24i : Dans Les Combattants, cet aspect politique est très fort. Le survivalisme devient la métaphore de la survie difficile des jeunes au sein d’une société française qui connaît la crise. Cela t’a-t-il interpellée en tant que jeune citoyenne française ?
AH :
J’adore quand on peut lire un film de manière très simple, et qu’à la fois il forme une boule, multidimensionnelle. Le travail du spectateur est alors super agréable puisqu’il peut appréhender l’objet de différentes façons. Il y a des films complètement linéaires où l’on n’arrive pas à décoller. Dans Les Combattants, oui, il y a cette idée comme tu dis d’une métaphore sur la crise. C’est en fait la crise d’un système économique, mais aussi d’un système de rêves je dirais, qui a fonctionné, dans un cadre libéral offert par le capitalisme, avec l’essor économique, la possibilité d’accéder à la propriété, l’enrichissement… Ce rêve là est bouché parce que l’âge d’or est passé mais il a laissé sa croûte. Nous on est là avec ce rêve qui ne fonctionne plus, qui est rationnalisé à outrance. Il y a une saturation de l’imaginaire, on se dit qu’on ne pourra rien inventer, que tout a été fait, et il y a aussi une ridiculisation de la foi : « attend, ça sert à rien de croire à des choses, ce qu’il faut, c’est additionner ! ». On est dans le monde de l’addition. Dans le film, on parle de ça, on éclate ça : ok on est peut-être en train de faire n’importe quoi, peut-être que ça n’a pas de sens et qu’il n’y a pas de futur mais tu sais quoi ? Tant mieux ! Moi je préfère que la forêt elle brûle, qu’on crame tout, et qu’après on voit ce qui se passe car là c’est totalement angoissant toute cette rationalité. Dans le film, il y a cette idée de vouloir se réapproprier sa vie, en commençant par sa folie. Il y a aussi l’idée d’une violence sourde, faite par le groupe, où ce n’est pas une seule personne responsable mais le groupe. C’est l’idée de la norme.
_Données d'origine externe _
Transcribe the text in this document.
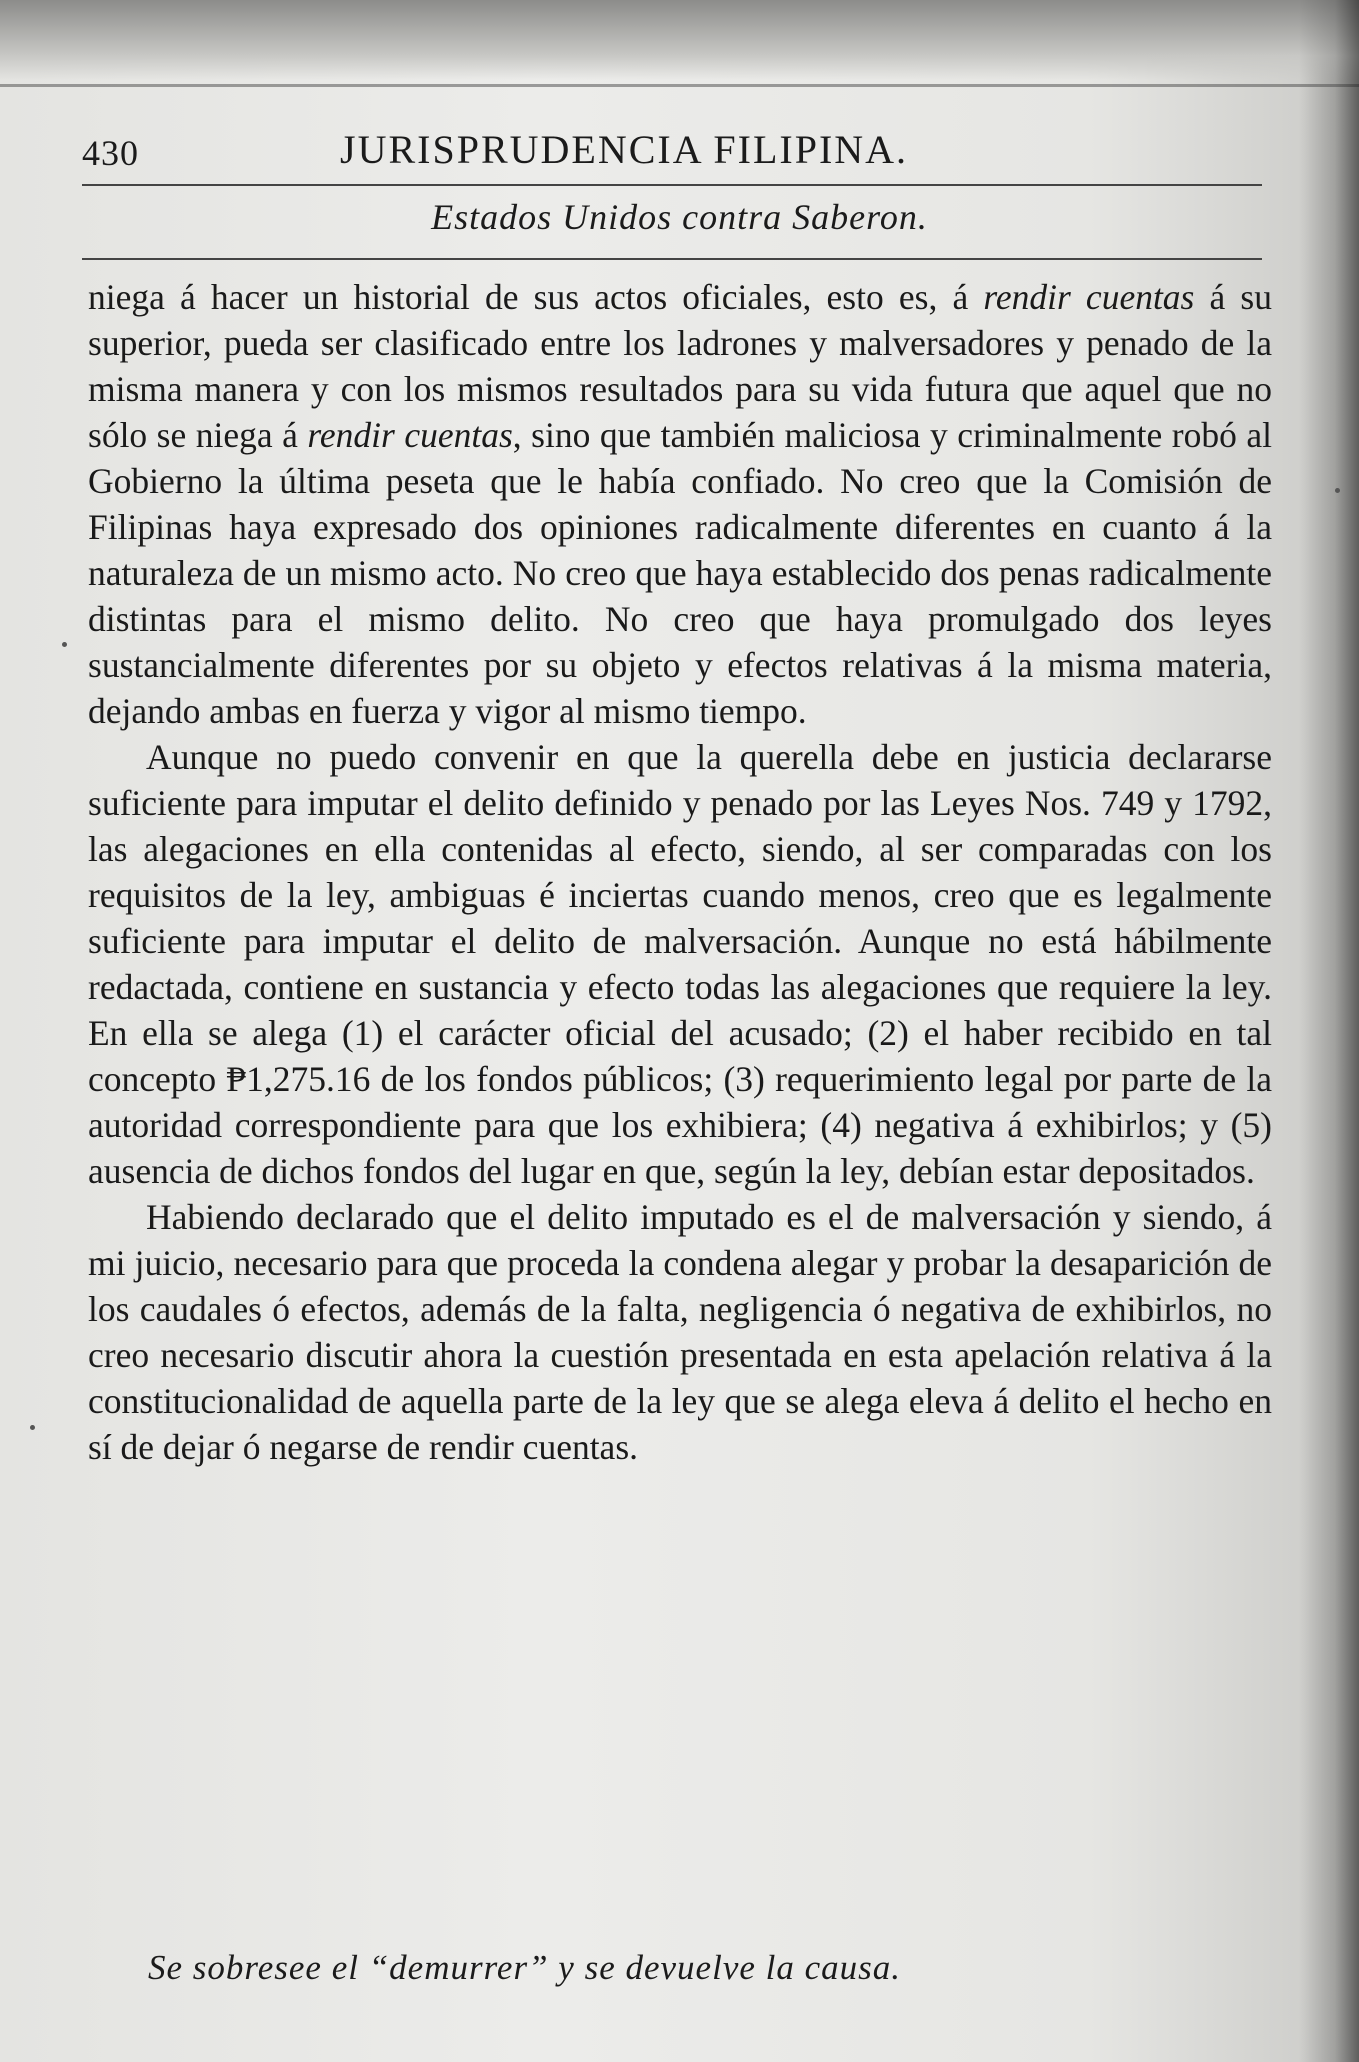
430	JURISPRUDENCIA FILIPINA.
Estados Unidos contra Saberon.

niega á hacer un historial de sus actos oficiales, esto es, á rendir cuentas á su superior, pueda ser clasificado entre los ladrones y malversadores y penado de la misma manera y con los mismos resultados para su vida futura que aquel que no sólo se niega á rendir cuentas, sino que también maliciosa y criminalmente robó al Gobierno la última peseta que le había confiado. No creo que la Comisión de Filipinas haya expresado dos opiniones radicalmente diferentes en cuanto á la naturaleza de un mismo acto. No creo que haya establecido dos penas radicalmente distintas para el mismo delito. No creo que haya promulgado dos leyes sustancialmente diferentes por su objeto y efectos relativas á la misma materia, dejando ambas en fuerza y vigor al mismo tiempo.

Aunque no puedo convenir en que la querella debe en justicia declararse suficiente para imputar el delito definido y penado por las Leyes Nos. 749 y 1792, las alegaciones en ella contenidas al efecto, siendo, al ser comparadas con los requisitos de la ley, ambiguas é inciertas cuando menos, creo que es legalmente suficiente para imputar el delito de malversación. Aunque no está hábilmente redactada, contiene en sustancia y efecto todas las alegaciones que requiere la ley. En ella se alega (1) el carácter oficial del acusado; (2) el haber recibido en tal concepto ₱1,275.16 de los fondos públicos; (3) requerimiento legal por parte de la autoridad correspondiente para que los exhibiera; (4) negativa á exhibirlos; y (5) ausencia de dichos fondos del lugar en que, según la ley, debían estar depositados.

Habiendo declarado que el delito imputado es el de malversación y siendo, á mi juicio, necesario para que proceda la condena alegar y probar la desaparición de los caudales ó efectos, además de la falta, negligencia ó negativa de exhibirlos, no creo necesario discutir ahora la cuestión presentada en esta apelación relativa á la constitucionalidad de aquella parte de la ley que se alega eleva á delito el hecho en sí de dejar ó negarse de rendir cuentas.

Se sobresee el “demurrer” y se devuelve la causa.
24i : Justement, le film questionne aussi la norme quand il questionne le genre. Madeleine est musclée, elle ne correspond pas du tout à l’idée réductive d’une fragilité féminine. Arnaud, c’est le contraire, il se montre sensible, beaucoup plus doux que la jeune femme. Etais-tu intéressée à exploiter cette idée d’un masculin/féminin en chacun de nous qui serait en mouvance, impossible à étiqueter ou à mettre en boîte ?
AH :
Oui, c’est quasiment un pied de nez au début ! Ça nous dit : « vous avez compris, le film ne va pas être la comédie romantique où la petite fille a besoin qu’on vienne la sauver et tout ça ! » Ce n’est pas un film comme Bridget Jones, bien que ce soit un film très drôle, enfin personnellement ça me fait rire, mais bref : ce n’est pas ça ! Il y a en effet cette invention dans la rencontre, une invention qui ne veut pas dire « je fais ce que je veux », mais « en te rencontrant, je deviens ce que je veux ». Oui, il y a quelque chose en mouvance, on veut sortir d’un truc étiqueté …

24i : … dans une France où on assiste à une montée de l’extrême droite, aux manifs pour tous… Ca résonne encore plus, non ?
AH :
Je ne me rends pas trop compte de la dimension polémique du film… Moi, personnellement, je le dis clairement : ça m’écoeure ! En même temps on ne connaît pas le chemin de ces gens qui les amène à défendre cette norme. Je pense que c’est parce qu’ils croient quand même à des choses, mais bon, moi je m’oppose à ça, c’est complètement rance ! Même si l’on a peur, si l’on se dit « mais qu’est-ce qui se passe ? », que l’on se croit dans une forme d’anomie et que l’on a besoin d’un truc structurant, parce que c’est ça … on se rabat sur la tradition pour avoir une structure, pour ne pas se perdre dans la télévision de masse, l’absence d’éveil … Je comprend cette quête. Bien sûr qu’il faut qu’on structure, que l’on s’élève, mais que l’on s’élève en revenant à la tradition où l’on prend le pire de tout, non, je m’y oppose ! Empêcher les gens de vivre, s’empêcher de vivre, c’est … la pire des choses.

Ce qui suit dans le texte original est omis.